The Levelling-up and Regeneration Bill received Royal Assent on Thursday 26th October 2023 and is now known as the Levelling-up and Regeneration Act 2023.

The Department for Levelling Up, Housing and Communities announced in a press release on 26th October that the new laws would “speed up the planning system, hold developers to account, cut bureaucracy, and encourage more councils to put in place plans to enable the building of new homes.”

The Levelling Up and Regeneration Bill was first published in May 2022, since then, both parliamentary houses have deliberated its provisions, resulting in a number of amendments to the legislation.

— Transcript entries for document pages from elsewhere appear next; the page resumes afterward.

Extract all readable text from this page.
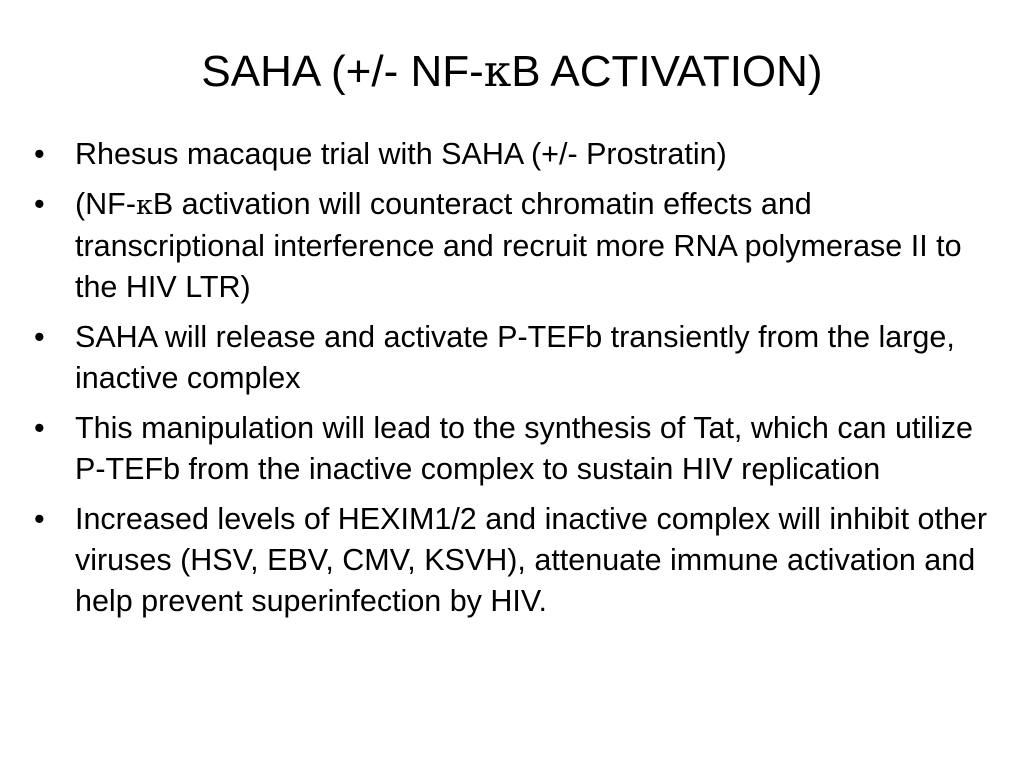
SAHA (+/- NF-κB ACTIVATION)
• Rhesus macaque trial with SAHA (+/- Prostratin)
• (NF-κB activation will counteract chromatin effects and transcriptional interference and recruit more RNA polymerase II to the HIV LTR)
• SAHA will release and activate P-TEFb transiently from the large, inactive complex
• This manipulation will lead to the synthesis of Tat, which can utilize P-TEFb from the inactive complex to sustain HIV replication
• Increased levels of HEXIM1/2 and inactive complex will inhibit other viruses (HSV, EBV, CMV, KSVH), attenuate immune activation and help prevent superinfection by HIV.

Secretary of State for Levelling Up, Housing and Communities, Rt Hon Michael Gove MP has said:

“Our landmark Levelling-Up and Regeneration Act will deliver more homes for communities across the country and unleash levelling up in left-behind places. It will deliver revitalised high streets and town centres. A faster and less bureaucratic planning system with developers held to account. More beautiful homes built alongside GP surgeries, schools and transport links, and environmental enhancement. Communities taking back control of their future with new powers to shape their local area. And our long-term levelling up missions enshrined in law.”

Since the Levelling-up and Regeneration Act 2023 has received Royal Assent, the first question clients will likely ask about the numerous updated planning provisions within the new Act will be: does anything immediately affect our schemes?

To be candid, the short answer is: “no”. The earliest date that some of the planning provisions will come into force is Tuesday 26th December 2023, however, most of the changes will likely take effect much later. For a full list of the known specific commencement and transitional provision dates for the updated planning legislations, please see: Section 255 (Commencement and transitional provision), part 13 of the published Levelling-up and Regeneration Act 2023.

Below is a list of some of the headline measures intended to change the planning system, that will apply in England:

  • Local Planning Authorities will have the power to decline to determine applications from applicants who have previously not implemented permissions in the area, or who have built out developments unreasonably slowly;
  • The introduction of the requirement for developers to submit commencement notices to the Local Planning Authority to specify the date on which they expect that development will begin;
  • The introduction of a new Section 73B consenting route to vary planning permissions, including varying descriptions of development;
  • The raising of the enforcement period for all planning breaches of planning control to ten years;
  • The introduction of a ‘Street Votes’ system which will allow residents to propose development on their street and hold a vote on whether planning permission should be given;
  • A new Infrastructure Levy (IL) is introduced, replacing the current Section 106 and Community Infrastructure Levy (CIL) regime at the local level, although CIL will remain in Greater London and Wales;
  • Increased weight will be given to local plans, neighbourhood plans and spatial development strategies that are proposed by mayors or combined authorities;
  • Local Plans will be limited to ‘locally specific’ matters, with ‘issues that apply in most areas’ to be covered by new National Development Management Policies (NDMPs). In the event of a conflict between the Local Plan Policy and NDMPs, NDMPs will have primacy;
  • The Duty to Cooperate will be dropped and any time limits prescribed for different stages of plan preparation;
    Environmental Impact Assessments, Sustainability Appraisals and Strategic Environmental Assessment will be replaced by ‘Environmental Outcome Reports’ (EOR);
  • Local Planning Authorities will be required to have a design code in place covering their entire areas. The area-wide codes will act as a framework for subsequent detailed design codes to be prepared for specific sites or areas;
  • Registered parks and gardens, World Heritage Sites, protected wreck sites and registered battlefields will gain the same level of planning protection as listed buildings and conservation areas;
  • The Compulsory Purchase Order system will be reformed, disapplying the ‘hope value’ compensation of land, seeing landowners compensated for only the existing use of their land.
  • It should be noted that all of the measures listed above have not come into effect immediately and that some will require secondary legislation.

Additionally, it should be noted that the Levelling-up and Regeneration Act 2023 does not include the government’s proposed amendments on nutrient neutrality, which would have seen local planning authorities have to assume that wastewater from developments would not adversely affect a habitat site. This comes after this amendment was rejected by the House of Lords in September. The Government has since pledged to table a new bill to unblock homes currently held up by nutrient neutrality rules at the ‘first available opportunity’.

Next Steps

There will be a range of further consultations and secondary legislations in order to bring the provision of the Levelling-up and Regeneration Act 2023 into effect. Pegasus Group understands that the government has promised that there will be a comprehensive update to the National Planning Policy Framework (NPPF), which was consulted on last December, in due course.